If you look at any models from Games Workshop’s fabled “Red Period”, a colloquial term for the packaging and studio paintjobs from the early-mid 90s, you’ll notice they all share a basing scheme. For whatever reason, almost everything was based to look like it was fighting over Hole 9 on Planet Fairway. Whether they were soldiers of the Empire, rampaging Tyranids, or some poor underhive ganger on Necromunda, they all sported bright green grassy bases. Today we’ll be exploring not one, not two, but three(!) different approaches you can take to get your preferred shade of Goblin Green base. Tragically, GW no longer makes Goblin Green, but I’ve picked a few colors from their current line that match it fairly closely.

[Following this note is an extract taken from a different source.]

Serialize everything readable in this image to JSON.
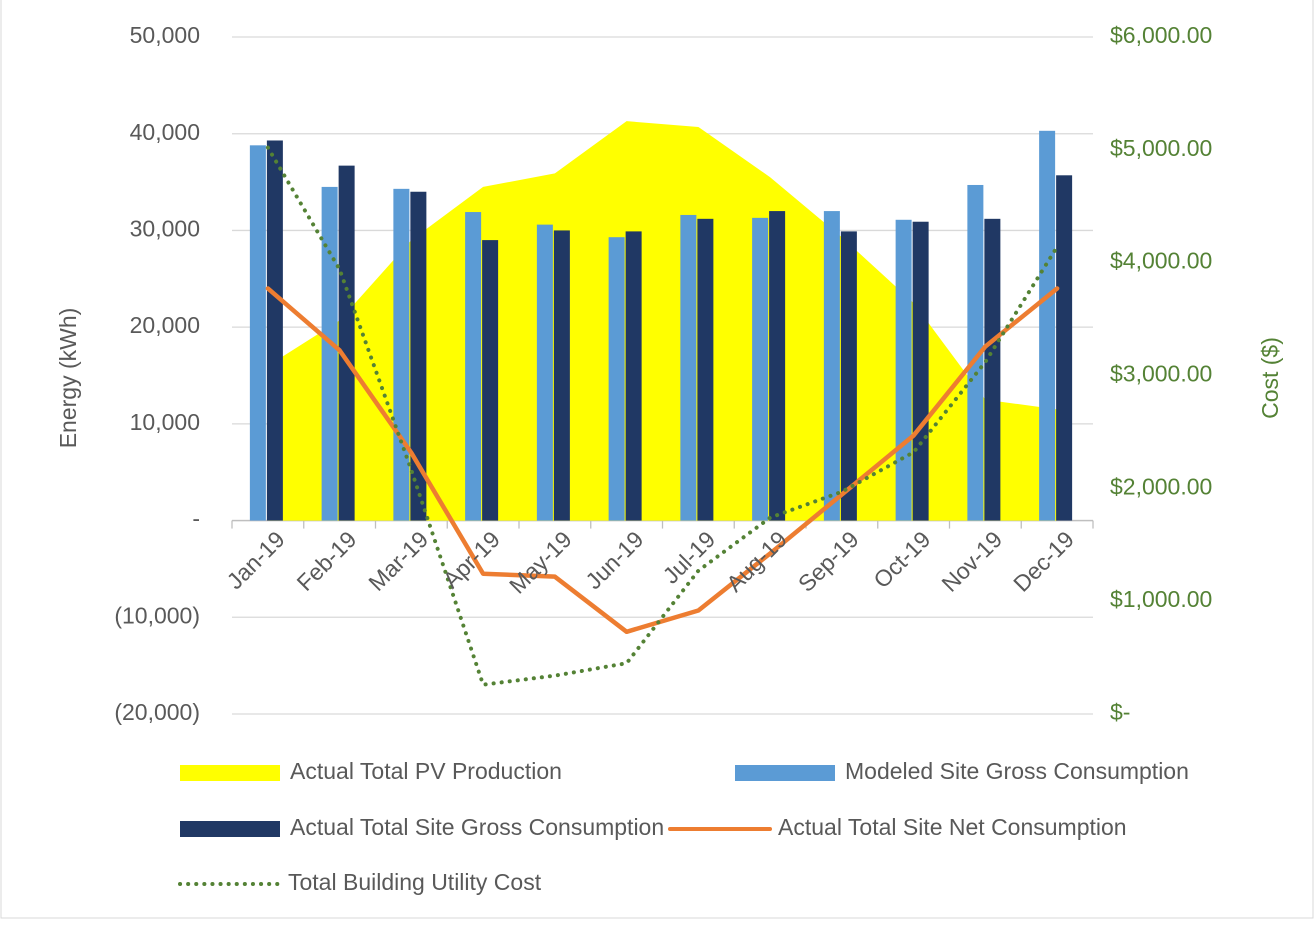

First off, you will need some PVA glue and fine basing ballast. Woodland Scenics Fine Ballast is my go-to here, as bases at the time were fairly uniformly textured. Brush some ever-so-slightly thinned PVA glue over your base, dip the base in ballast, shake off the excess, and wait for it to dry. I also usually run my finger around the base rim to remove any overhanging bits. Once dry, prime your model. To be truly era-appropriate you’ll want to prime white, but I used Army Painter Uniform Grey Primer as that’s what I had on hand. From here we’re going to try three different schemes to get a variety of finishes.


Bright Green

This is the green I used for my retro Ultramarines army, and I stand by it. Some Oldhammer nerds got mad at me that the basing grit wasn’t fine enough and that the green was too bright for 1995, but I’ve written an entire article about that kind of person. Anywhomst, this is extremely simple so here goes next to nothing:

Bright Green Basing:

  • Warboss Green, slightly thinned to reach into the recesses. This may take two coats
  • Heavy drybrush of Skarsnik Green
  • Light drybrush of Dorn Yellow
  • After miniature is complete, Warboss Green on the base rim. Doing this last means you won’t be handling wet paint or rubbing it off


Medium Green

I wanted to try something a bit more muted and use some of my favorite greens to come out of GW on this one. Some early 90s/late 80s paintjobs use a less vibrant green on their bases and I wanted to replicate that as well. The process is the same as the Bright Green Basing, but with some different colors.

Medium Green Basing:

  • Loren Forest slightly thinned to reach into the recesses. This may take two coats
  • Heavy drybrush of Straken Green
  • Light drybrush of Skarsnik Green
  • Loren Forest on the base rim


The Third Approach

I figure some people may not be comfortable using PVA glue and model railroad supplies for their basing and would rather stick to some of the newer tools of the trade – namely GW’s Texture Paints. This yields a slightly darker green than the Medium Green recipe, but the process is largely similar.

Texture Paint Method:

  • Lustrian Undergrowth texture paint, evenly spread over the surface of the base
  • Heavy drybrush of Loren Forest
  • Light drybrush of Straken Green
  • Loren Forest on the base rim

If you wanted to combine some of the techniques you could try the third approach then paint over the texture paint with another color. A while back I mixed in some Warboss Green with Lustrian Undergrowth to get a more vibrant green, which helped when I had to navigate around two painted models on a single base. Regardless, these are easy techniques with plenty of room for experimentation, so I encourage you to try them out!